Gelsenkirchen. Schalke und Schulden, irgendwie ein Dauerthema. Laut Manager Horst Heldt hat der Verein jedoch seit Juli 2010 gut 80 Millionen Euro abgebaut.
Der FC Gelsenkirchen-Schalke 04 steht wie kaum ein anderer in der Bundesliga für Liebe und Tränen, für Jubel und Trubel, für Herzensmeisterschaften und Tradition. Nicht von ungefähr sagen die Anhänger der Königsblauen voller Stolz: „Einmal Schalker, immer Schalker.“ Zumindest hier schlagen nie zwei Herzen in einer Brust. Sondern erst, wenn es um die Bewahrung des Vereins als Grundlage und die Integration moderner Unternehmensaspekte geht, um im Konzert der Fußball-Granden mitspielen zu können.
Leitbild: „Wir leben Dich“
Schalke hat sein Leitbild mit dem Titel „Wir leben Dich“ überschrieben. In mannschaftsstarken elf Punkten kommt dort zum Ausdruck, wofür Königsblau stehen will. Die Nummer eins bilden diese Worte: „Der Name unseres Vereins ist und bleibt Fußball-Club Gelsenkirchen-Schalke 04 e.V. Er ist und bleibt ein Verein im Sinne des deutschen Vereinsrechts.“ Die Passage ist ein Segen für die Fan-Seele und ein Fluch zugleich, wenn es um die finanzielle Aufstellung für den Wettbewerb Fußball geht, der zum Erfolg verdammt, wenn man höhere Ziele als Mittelmaß formulieren will.

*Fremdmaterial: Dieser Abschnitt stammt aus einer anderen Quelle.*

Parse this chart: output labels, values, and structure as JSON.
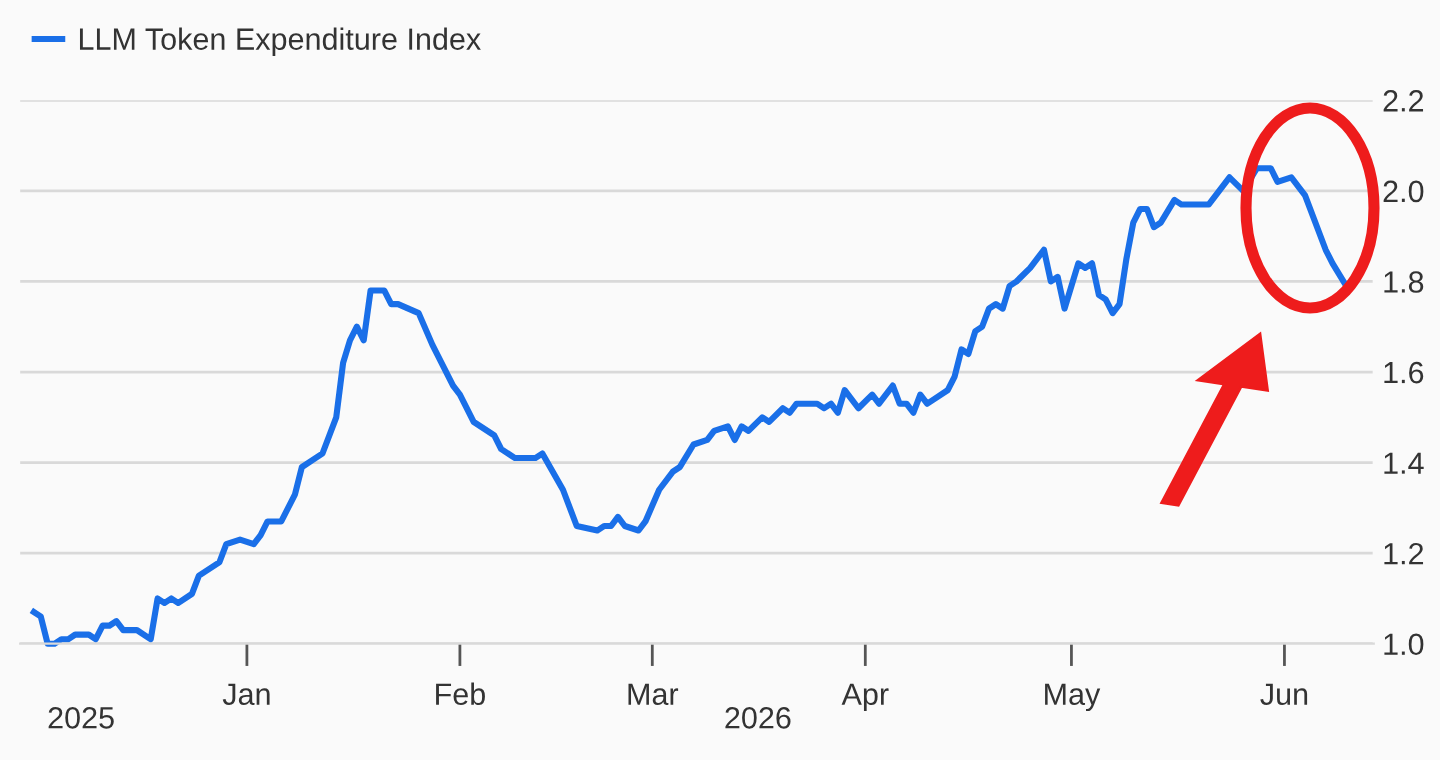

Nicht von ungefähr heißt es also, Geld in die Mannschaft zu investieren. Das machen die Bayern traditionell. Ihr konstanter sportlicher Erfolg ist die Basis für wirtschaftliche Nachhaltigkeit – gekoppelt mit modernen Elementen. Dazu gehört etwa die FC Bayern München AG, eine Aktiengesellschaft und Tochtergesellschaft des Fußballvereins FC Bayern München. Aktionäre sind die Unternehmen Audi, Adidas und Allianz SE. Die AG betreibt insbesondere die professionelle Fußballabteilung mit der Besonderheit, dass ihre Aktien nicht an der Börse gehandelt werden.
Fundament festigen
Von solchen Strukturen ist Schalke 04 weit entfernt. Laut Deloitte, das Unternehmen erbringt Dienstleistungen aus den Bereichen Wirtschaftsprüfung, Steuerberatung, Consulting und Corporate Finance für Unternehmen und Institutionen aus allen Wirtschaftszweigen, belegen die Königsblauen in der aktuellen Tabelle der 20 umsatzstärksten Fußballvereine Platz 14 mit 213,9 Millionen Euro. Bayern liegt mit 487,5 auf Rang drei und ist Lichtjahre enteilt. Auch der BVB, Tabellenelfter, hat angesichts von 261,5 Millionen Euro Umsatz einen gewaltigen Vorsprung auf die Königsblauen, die zwar mit geradezu beängstigender Konstanz keinen nationalen Meistertitel einheimsen, aber seit Jahren mit hoher Regelmäßigkeit am internationalen Wettbewerbsbetrieb teilnehmen.
Schalke findet kein Mittel gegen Köln
Dieses Fundament wollen die Schalker Verantwortlichen festigen. Mit Geld, natürlich. Der mächtige Aufsichtsratsvorsitzende Clemens Tönnies sagte gegenüber dem Magazin „Sport Bild“: „Wir wollen nicht kurzfristig den Personal-Etat erhöhen. Doch Fakt ist: Geld schießt Tore.“ Wer den Mann kennt, der weiß, das ist mehr als nur dahergesagt. Denn es gilt der Grundsatz: Um dauerhaft in der nationalen und internationalen Fußball-Spitze mithalten zu können, muss der FC Schalke 04 sukzessive das Niveau der Spielergehälter anheben. Finanz-Vorstand Peter Peters gab bei der Vorstellung der Konzernbilanz für das Jahr 2013 an, dass die Ausgaben des Revierclubs für den Lizenzspielerbereich bei knapp 85 Millionen Euro lägen, während sie für die Schalke-Gruppe insgesamt an die 100 Millionen-Euro heranreichen.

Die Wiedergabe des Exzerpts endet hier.